To check the delegation, i.e. the NS records for your zone in the parent
zone.

$ dig a ns1.example.info @b2.info.afilias-nst.org.
To check the glue record if the previous query does not provided it as
an additionnal record.

> Should this glue record have appeared in the whois lookup at
> affilias.info?

I don't know. Anyway whois data are only informational.

> Intodns.com does show other problems. I am trying to get them solved one
> at a time, the ones that appear to be the most serious ones first.
>
> The other error messages at intodns.com that indicate trouble:
>
> Domain NS records Nameserver records returned by the parent servers are:
> ns2.afraid.org. ['174.37.196.55'] (NO GLUE) [TTL=86400]
> puck.nether.net. ['204.42.254.5'] (NO GLUE) [TTL=86400]
> c0.info.afilias-nst.info was kind enough to give us that information.

Indeed your primary nameserver ns1.example.info is missing. Maybe you
followed the wrong procedure when you declared it as an authoritative
nameserver for your zone to your registrar.

Note that the "(NO GLUE)" indication is not an error. The authoritative
nameservers for 'info' are not authoritative for 'org' or 'net', so
A/AAAA glue records for these names are pointless.

> NS records from your nameservers NS records got from your nameservers
> listed at the parent NS are:
>
> puck.nether.net ['204.42.254.5'] [TTL=10800]
> ns1.example.info ['192.0.2.0 '] [TTL=10800]
> ns2.afraid.org ['174.37.196.55'] [TTL=10800]

These are the three NS records from your zone. No error.
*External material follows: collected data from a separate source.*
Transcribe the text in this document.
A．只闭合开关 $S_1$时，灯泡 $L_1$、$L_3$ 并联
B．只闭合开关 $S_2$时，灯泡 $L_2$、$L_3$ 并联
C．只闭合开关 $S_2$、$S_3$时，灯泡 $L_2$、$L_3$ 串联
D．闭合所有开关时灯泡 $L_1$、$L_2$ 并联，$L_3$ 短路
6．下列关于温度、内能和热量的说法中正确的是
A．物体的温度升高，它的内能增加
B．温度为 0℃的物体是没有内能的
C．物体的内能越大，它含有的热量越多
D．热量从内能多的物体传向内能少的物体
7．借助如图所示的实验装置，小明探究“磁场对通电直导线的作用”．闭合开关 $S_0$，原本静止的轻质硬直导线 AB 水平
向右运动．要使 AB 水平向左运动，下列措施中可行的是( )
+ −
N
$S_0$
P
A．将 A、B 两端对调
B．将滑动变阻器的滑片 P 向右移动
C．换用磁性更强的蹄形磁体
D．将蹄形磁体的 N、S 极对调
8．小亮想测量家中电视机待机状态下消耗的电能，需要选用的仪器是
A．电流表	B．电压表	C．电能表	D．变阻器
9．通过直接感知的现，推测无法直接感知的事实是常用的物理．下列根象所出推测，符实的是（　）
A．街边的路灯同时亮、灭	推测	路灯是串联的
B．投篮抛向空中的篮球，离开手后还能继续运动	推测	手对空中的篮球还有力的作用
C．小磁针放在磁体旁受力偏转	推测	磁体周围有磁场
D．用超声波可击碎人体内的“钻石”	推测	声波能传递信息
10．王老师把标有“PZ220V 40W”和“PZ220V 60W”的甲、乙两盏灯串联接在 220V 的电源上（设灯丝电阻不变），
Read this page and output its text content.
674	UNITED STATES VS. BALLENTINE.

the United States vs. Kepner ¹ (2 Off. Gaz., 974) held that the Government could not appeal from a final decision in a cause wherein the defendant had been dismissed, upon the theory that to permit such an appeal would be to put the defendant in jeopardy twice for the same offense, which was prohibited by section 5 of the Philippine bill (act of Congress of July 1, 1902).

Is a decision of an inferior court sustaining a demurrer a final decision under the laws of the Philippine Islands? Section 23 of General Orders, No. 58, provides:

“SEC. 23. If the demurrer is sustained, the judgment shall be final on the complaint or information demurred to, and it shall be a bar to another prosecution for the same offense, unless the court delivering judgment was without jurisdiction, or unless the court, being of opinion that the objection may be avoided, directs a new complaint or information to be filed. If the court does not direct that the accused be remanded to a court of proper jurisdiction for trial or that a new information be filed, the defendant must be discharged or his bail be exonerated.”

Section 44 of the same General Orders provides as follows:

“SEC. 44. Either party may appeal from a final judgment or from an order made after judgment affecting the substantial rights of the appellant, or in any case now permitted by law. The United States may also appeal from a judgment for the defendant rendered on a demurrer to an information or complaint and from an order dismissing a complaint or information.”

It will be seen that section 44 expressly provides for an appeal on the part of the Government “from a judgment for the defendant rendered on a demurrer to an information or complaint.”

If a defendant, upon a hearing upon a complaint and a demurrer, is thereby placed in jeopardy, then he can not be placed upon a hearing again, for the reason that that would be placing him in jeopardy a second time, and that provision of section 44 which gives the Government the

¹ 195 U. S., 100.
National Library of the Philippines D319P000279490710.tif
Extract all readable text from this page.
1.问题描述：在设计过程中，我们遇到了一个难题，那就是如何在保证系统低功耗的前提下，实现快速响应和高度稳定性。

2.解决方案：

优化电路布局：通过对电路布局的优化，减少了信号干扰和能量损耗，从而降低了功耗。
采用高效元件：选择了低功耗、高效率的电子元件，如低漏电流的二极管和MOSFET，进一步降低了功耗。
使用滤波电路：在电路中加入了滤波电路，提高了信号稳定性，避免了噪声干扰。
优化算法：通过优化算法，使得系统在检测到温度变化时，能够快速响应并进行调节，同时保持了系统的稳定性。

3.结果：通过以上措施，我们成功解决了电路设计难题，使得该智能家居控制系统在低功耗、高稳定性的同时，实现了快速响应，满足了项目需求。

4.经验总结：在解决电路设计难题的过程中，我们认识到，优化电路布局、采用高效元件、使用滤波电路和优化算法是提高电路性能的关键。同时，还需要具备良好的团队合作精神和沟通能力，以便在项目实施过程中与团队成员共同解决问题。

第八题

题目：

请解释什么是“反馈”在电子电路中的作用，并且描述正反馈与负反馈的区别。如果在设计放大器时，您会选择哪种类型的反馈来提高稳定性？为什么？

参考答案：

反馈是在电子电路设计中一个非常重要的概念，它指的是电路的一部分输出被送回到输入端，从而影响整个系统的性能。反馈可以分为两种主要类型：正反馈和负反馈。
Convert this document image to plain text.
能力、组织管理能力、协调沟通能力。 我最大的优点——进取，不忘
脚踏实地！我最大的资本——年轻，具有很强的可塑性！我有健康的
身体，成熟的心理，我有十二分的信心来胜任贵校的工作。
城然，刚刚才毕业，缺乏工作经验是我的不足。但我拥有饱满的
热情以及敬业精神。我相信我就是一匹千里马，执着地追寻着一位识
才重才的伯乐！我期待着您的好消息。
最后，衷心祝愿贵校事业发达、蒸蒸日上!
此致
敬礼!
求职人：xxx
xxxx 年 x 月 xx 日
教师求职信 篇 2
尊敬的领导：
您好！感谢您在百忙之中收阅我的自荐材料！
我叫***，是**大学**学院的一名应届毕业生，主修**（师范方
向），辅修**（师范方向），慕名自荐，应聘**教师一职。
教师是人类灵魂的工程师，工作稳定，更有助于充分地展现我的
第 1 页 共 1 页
> Recursive Queries I could use the nameservers listed below to performe
> recursive queries. It may be that I am wrong but the chances of that are
> low. You should not have nameservers that allow recursive queries as
> this will allow almost anyone to use your nameservers and can cause
> problems. Problem record(s) are:
> 204.42.254.5

This is puck.nether.net, and it is reported to be recursive, i.e.
provide answers it is not authoritative for. According to my test, it is
not. Anyway this server is out of your control so there is nothing you
can do.

> Nameservers are lame ERROR: looks like you have lame nameservers. The
> following nameservers are lame:
>

This is ns2.afraid.org, and it is reported to be lame, i.e. not
authoritative for your zone. Check it yourself :

$ dig soa example.info @ns2.afraid.org

You'll have to check why with afraid.org.

> Stealth NS records sent Stealth NS records were sent:
> ns1.example.info
>
> SOA MNAME entry WARNING: SOA MNAME (ns1.example.info) is not listed as
> a primary nameserver at your parent nameserver!

These two messages, which are not necessarily errors, are caused by
ns1.example.info not being listed in the parent zone.

Artist

unread,
Oct 25, 2010, 12:24:09 PM10/25/10
to

I went to http://www.affilias.info/ and did a reverse lookup of the IP
address there. My nameserver ns1.example.info did come up on that
lookup. So it appears my registrar did the glue. So maybe the error is
at intodns.com.

Pascal Hambourg

unread,
Oct 25, 2010, 3:59:28 PM10/25/10
to
Artist a ᅵcrit :

>
> I went to http://www.affilias.info/ and did a reverse lookup of the IP
> address there. My nameserver ns1.example.info did come up on that
> lookup.

Reverse DNS lookup follows a completely different delegation path than
direct lookup. In short : they are unrelated with each other.
The result of a direct lookup for a domain name is managed by the owner
of the domain.
The result of a reverse lookup for an IP address is managed by the owner
of the IP address block, usually your ISP or hosting company.

> So it appears my registrar did the glue.

Nope. Reverse DNS lookup has nothing to do with glue.